その単語に、疲れ切っていた頭が一瞬だけ反応した。
そんなものまで買えるのか。
いや、買えるってなんや?
夢があるのか、地獄が深いのか、もうわけ分からんわ。
「我々も、百億の回収のため、善一郎様に簡単に死んでもらうわけにはいけません。戦う姿勢を崩さない限り、手厚いサポートはいたします」
「三日でそれ全部やるん?」
「やります」
ギンコは涼しい顔で続けた。
「最初の三日間は、ボスのご厚意による加護があります。つまり、多少無茶をしても死ににくい期間です」
「発動するたび一万円取られる加護を、ご厚意って呼ぶんか……。
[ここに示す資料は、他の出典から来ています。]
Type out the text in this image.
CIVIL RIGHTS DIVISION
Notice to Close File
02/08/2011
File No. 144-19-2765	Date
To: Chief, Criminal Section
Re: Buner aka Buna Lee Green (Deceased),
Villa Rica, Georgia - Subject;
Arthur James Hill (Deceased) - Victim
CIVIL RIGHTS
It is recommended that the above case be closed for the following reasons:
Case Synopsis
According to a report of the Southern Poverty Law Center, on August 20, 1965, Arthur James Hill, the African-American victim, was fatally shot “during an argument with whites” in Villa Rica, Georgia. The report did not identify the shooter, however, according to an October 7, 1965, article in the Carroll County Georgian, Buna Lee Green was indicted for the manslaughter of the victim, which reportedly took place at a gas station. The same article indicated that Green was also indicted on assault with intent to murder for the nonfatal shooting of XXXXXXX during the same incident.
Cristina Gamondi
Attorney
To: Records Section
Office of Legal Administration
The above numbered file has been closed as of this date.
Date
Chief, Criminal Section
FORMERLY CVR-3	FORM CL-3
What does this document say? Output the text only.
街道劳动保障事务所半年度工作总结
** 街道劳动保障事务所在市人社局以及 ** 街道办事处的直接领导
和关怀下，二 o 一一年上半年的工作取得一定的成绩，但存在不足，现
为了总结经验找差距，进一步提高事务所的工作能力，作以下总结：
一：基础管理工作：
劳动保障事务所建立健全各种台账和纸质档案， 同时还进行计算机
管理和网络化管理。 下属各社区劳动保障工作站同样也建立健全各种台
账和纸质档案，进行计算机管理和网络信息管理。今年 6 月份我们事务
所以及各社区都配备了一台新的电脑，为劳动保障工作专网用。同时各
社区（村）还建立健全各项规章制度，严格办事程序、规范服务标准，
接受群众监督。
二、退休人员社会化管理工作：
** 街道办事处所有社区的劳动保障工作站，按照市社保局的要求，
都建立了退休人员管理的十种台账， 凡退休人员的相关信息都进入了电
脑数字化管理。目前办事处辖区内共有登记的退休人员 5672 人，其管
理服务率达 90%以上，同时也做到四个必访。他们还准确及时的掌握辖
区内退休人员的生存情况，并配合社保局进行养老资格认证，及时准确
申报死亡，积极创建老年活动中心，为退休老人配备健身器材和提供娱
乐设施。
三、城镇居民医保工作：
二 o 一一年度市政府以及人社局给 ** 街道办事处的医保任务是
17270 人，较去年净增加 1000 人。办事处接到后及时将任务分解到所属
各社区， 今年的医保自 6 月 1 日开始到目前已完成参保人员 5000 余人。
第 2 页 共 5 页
一ミリも温かみないんやけど」
「この期間を逃せば、善一郎様の生存確率は大きく下がります」
「……やるしかないってことか」
「はい」
俺は、手元の木製バットを見た。
さっきまで屍ゴブリンを殴り続けていた武器。
十二万円の借金を増やした、ぼったくりバット。
でも、今の俺にとっては命綱や。
「……分かった」
俺はバットを握り、息を吐いた。
「返済は後回しや。まず、生き残るために使う」
口にして、ようやく腹が決まった。
俺に百億なんて途方もない金額を返済できるのか分からない。
けど、無理だと決めつけ諦めたら、元の世界に戻る事なんて絶対不可能だ。
この世界で生きていくために、必要なことは一つ。
「ギンコ。俺を鍛えてくれ」
「お任せください。泣いたり笑ったり首を括りたくなるような地獄の研修で、善一郎様を立派な企業戦士に仕立て上げてみせましょう」
「うちの会社よりブラックな予感……」
これから三日間、地獄の新人研修が始まるらしい。
俺は小さく笑った。
疲れすぎて、笑うしかなかった。
異世界に来て、初日。
借金は増えた。
命懸けで稼いだ金は、返済ではなく、自分を鍛えるために消える。
何一つ、思い通りにならない。
俺はそう呟きながら、赤黒い空を見上げた。
帰りたい。
めちゃくちゃ帰りたい。
けど、帰る道なんてどこにもない。
だったら、必死になって生き残るしかない。
百億の借金を返すために。
母さんを守るために。
そして――。
元の世界に戻って。
あのパンチ親父と、すべての原因を作った糞親父を、必ずぶん殴るために。
俺は、木製バットを握り直した。
まだ手は震えている。
けれど、その震えの奥に、ほんの少しの火が灯った。